Ecocardiografia Transesofagea: Controindicazioni e Informazioni Utili

L’ecocardiografia (o ecocardiogramma) è una metodica che utilizza gli ultrasuoni con cui è possibile studiare il cuore e il flusso del sangue attraverso le valvole. Con l’ecocardiogramma transesofageo con doppler completo è possibile ottenere informazioni aggiuntive rispetto all’ecocardiogramma standard.

Come si Esegue l'Ecocardiogramma Transesofageo

Per eseguire l’ecocardiogramma transesofageo con doppler completo, il paziente viene invitato a stendersi su un fianco su un lettino. Durante l’esecuzione dell’ecografia transesofagea il paziente è a petto nudo e steso sul lettino dell’ecografista, che gli posizionerà degli elettrodi sul petto. In seguito l’ecografista spalma un apposito gel sul petto del paziente e sul trasduttore, la sonda che, appoggiata sul torace, emette gli ultrasuoni che, riflessi e rielaborati dall’apparecchiatura, permettono di visualizzare il cuore e le sue strutture. La sonda viene spostata sul petto con una leggera pressione. Al paziente potrebbe essere chiesto di rimanere immobile o di respirare profondamente.
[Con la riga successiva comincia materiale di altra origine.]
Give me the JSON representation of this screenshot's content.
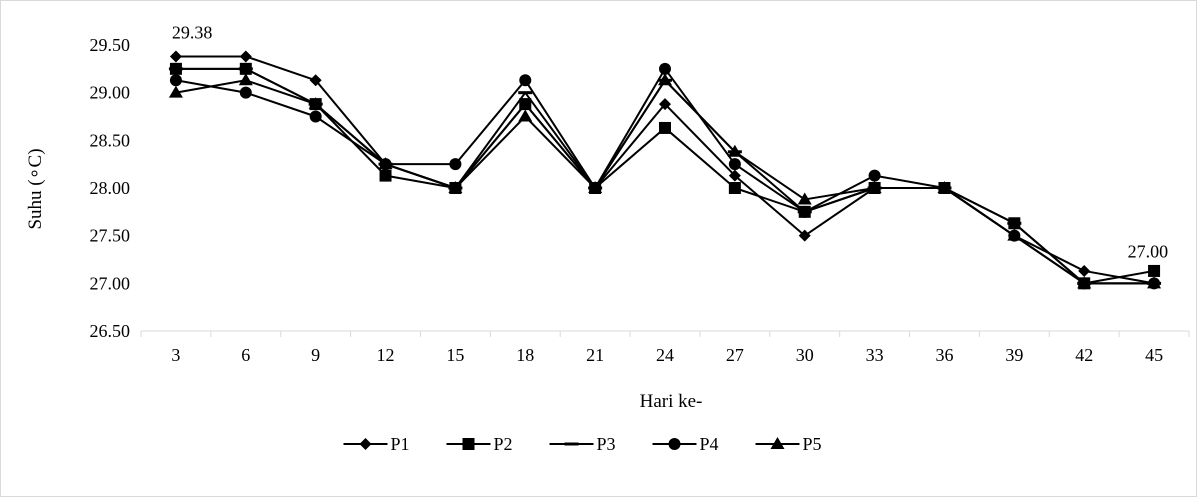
{
  "chart_data": {
    "type": "line",
    "title": "",
    "xlabel": "Hari ke-",
    "ylabel": "Suhu (∘C)",
    "categories": [
      "3",
      "6",
      "9",
      "12",
      "15",
      "18",
      "21",
      "24",
      "27",
      "30",
      "33",
      "36",
      "39",
      "42",
      "45"
    ],
    "ylim": [
      26.5,
      29.5
    ],
    "yticks": [
      "26.50",
      "27.00",
      "27.50",
      "28.00",
      "28.50",
      "29.00",
      "29.50"
    ],
    "grid": false,
    "legend_position": "bottom",
    "series": [
      {
        "name": "P1",
        "marker": "diamond",
        "values": [
          29.38,
          29.38,
          29.13,
          28.25,
          28.0,
          28.88,
          28.0,
          28.88,
          28.13,
          27.5,
          28.0,
          28.0,
          27.5,
          27.13,
          27.0
        ]
      },
      {
        "name": "P2",
        "marker": "square",
        "values": [
          29.25,
          29.25,
          28.88,
          28.13,
          28.0,
          28.88,
          28.0,
          28.63,
          28.0,
          27.75,
          28.0,
          28.0,
          27.63,
          27.0,
          27.13
        ]
      },
      {
        "name": "P3",
        "marker": "dash",
        "values": [
          29.25,
          29.25,
          28.88,
          28.25,
          28.0,
          29.0,
          28.0,
          29.13,
          28.38,
          27.75,
          28.0,
          28.0,
          27.63,
          27.0,
          27.0
        ]
      },
      {
        "name": "P4",
        "marker": "circle",
        "values": [
          29.13,
          29.0,
          28.75,
          28.25,
          28.25,
          29.13,
          28.0,
          29.25,
          28.25,
          27.75,
          28.13,
          28.0,
          27.5,
          27.0,
          27.0
        ]
      },
      {
        "name": "P5",
        "marker": "triangle",
        "values": [
          29.0,
          29.13,
          28.88,
          28.25,
          28.0,
          28.75,
          28.0,
          29.13,
          28.38,
          27.88,
          28.0,
          28.0,
          27.5,
          27.0,
          27.0
        ]
      }
    ],
    "annotations": [
      {
        "text": "29.38",
        "series": "P1",
        "category": "3"
      },
      {
        "text": "27.00",
        "series": "P1",
        "category": "45"
      }
    ],
    "line_color": "#000000"
  }
}
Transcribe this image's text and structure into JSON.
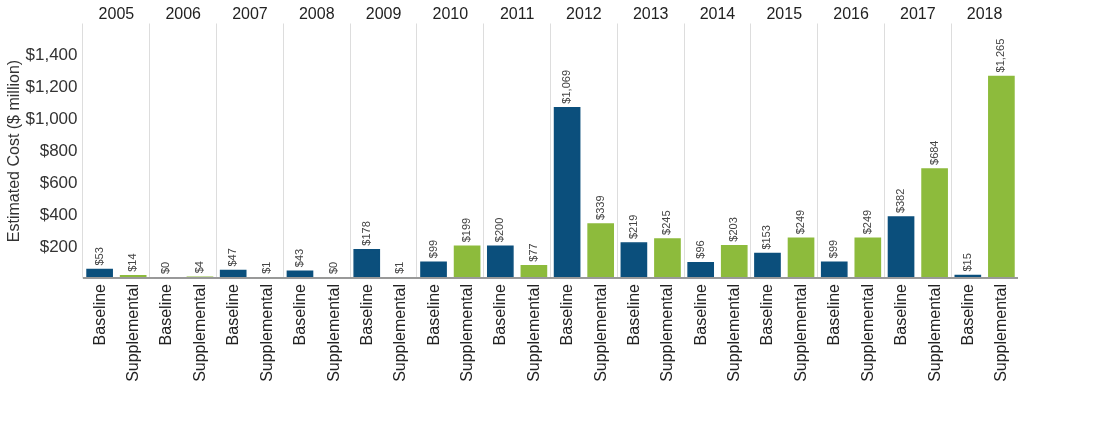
{
  "chart_data": {
    "type": "bar",
    "ylabel": "Estimated Cost  ($ million)",
    "categories": [
      "2005",
      "2006",
      "2007",
      "2008",
      "2009",
      "2010",
      "2011",
      "2012",
      "2013",
      "2014",
      "2015",
      "2016",
      "2017",
      "2018"
    ],
    "series": [
      {
        "name": "Baseline",
        "color": "#0b4f7c",
        "values": [
          53,
          0,
          47,
          43,
          178,
          99,
          200,
          1069,
          219,
          96,
          153,
          99,
          382,
          15
        ],
        "value_labels": [
          "$53",
          "$0",
          "$47",
          "$43",
          "$178",
          "$99",
          "$200",
          "$1,069",
          "$219",
          "$96",
          "$153",
          "$99",
          "$382",
          "$15"
        ]
      },
      {
        "name": "Supplemental",
        "color": "#8dbb3c",
        "values": [
          14,
          4,
          1,
          0,
          1,
          199,
          77,
          339,
          245,
          203,
          249,
          249,
          684,
          1265
        ],
        "value_labels": [
          "$14",
          "$4",
          "$1",
          "$0",
          "$1",
          "$199",
          "$77",
          "$339",
          "$245",
          "$203",
          "$249",
          "$249",
          "$684",
          "$1,265"
        ]
      }
    ],
    "ylim": [
      0,
      1600
    ],
    "yticks": [
      {
        "value": 200,
        "label": "$200"
      },
      {
        "value": 400,
        "label": "$400"
      },
      {
        "value": 600,
        "label": "$600"
      },
      {
        "value": 800,
        "label": "$800"
      },
      {
        "value": 1000,
        "label": "$1,000"
      },
      {
        "value": 1200,
        "label": "$1,200"
      },
      {
        "value": 1400,
        "label": "$1,400"
      }
    ],
    "grid": "x",
    "legend": false
  }
}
La sonda emette ultrasuoni che permettono di fornire un’immagine del cuore - soprattutto della sua struttura interna - che si trova posizionato proprio a ridosso dell’esofago. In seguito dovrà deglutire una sonda simile a quella usata per la gastroscopia, inserita attraverso un boccaglio posto tra i denti.

Al termine dell’esame gli elettrodi saranno rimossi e non resterà che pulirsi dal gel rimasto sul petto. Il paziente deve togliere eventuali occhiali e protesi, stendersi sul fianco e posizionarsi con busto e collo leggermente flessi versi le gambe.

Preparazione all'Esame

Per prepararsi all’ecocardiogramma transesofageo con doppler completo occorre restare digiuni per almeno 3 ore. Per eseguire l’ecocardiogramma transesofageo è necessario essere a digiuno dalla mezzanotte precedente il giorno dell’esame. Le medicine possono essere assunte cercando di bere solo la minima quantità sufficiente per deglutire i farmaci.

Il paziente dovrebbe essere accompagnato da qualcuno, perché l’esame può prevedere l’utilizzo di un leggero anestetico. Al termine della procedura, il paziente viene tenuto sotto osservazione per 30 minuti in caso di somministrazione di sedativo, ed è consigliabile sia accompagnato per non doversi rimettere subito alla guida.

Fastidio e Anestesia

L’ecocardiogramma transesofageo con doppler completo è leggermente fastidioso, a causa dell’inserimento della sonda. L’ecocardiografia transesofagea non è dolorosa né pericolosa, ma il passaggio della sonda attraverso la bocca potrebbe generare un certo fastidio. Per tale motivo, per migliore la tolleranza alla manovra, il medico o il personale infermieristico effettuano una anestesia locale (spruzzando uno spray in gola), alla quale possono associare, nei pazienti più sensibili, una blanda sedazione per via endovenosa. Per l’esecuzione, il paziente viene sistemato sul lettino sul fianco sinistro, collegato al monitoraggio di frequenza cardiaca ed ECG.

Il medico procede all’introduzione della sonda nel canale orofaringeo, operazione che può risultare fastidiosa, ma che non ostacola la funzione respiratoria. Per ridurre la sensazione di disagio vengono utilizzati uno spray orale con anestetico locale o un leggero sedativo per via endovenosa.

Controindicazioni

Le controindicazioni all’esame vengono discusse con il medico al momento dell’anamnesi, fermo restando che gli impedimenti principali sono rappresentati da alcune patologie dell’esofago.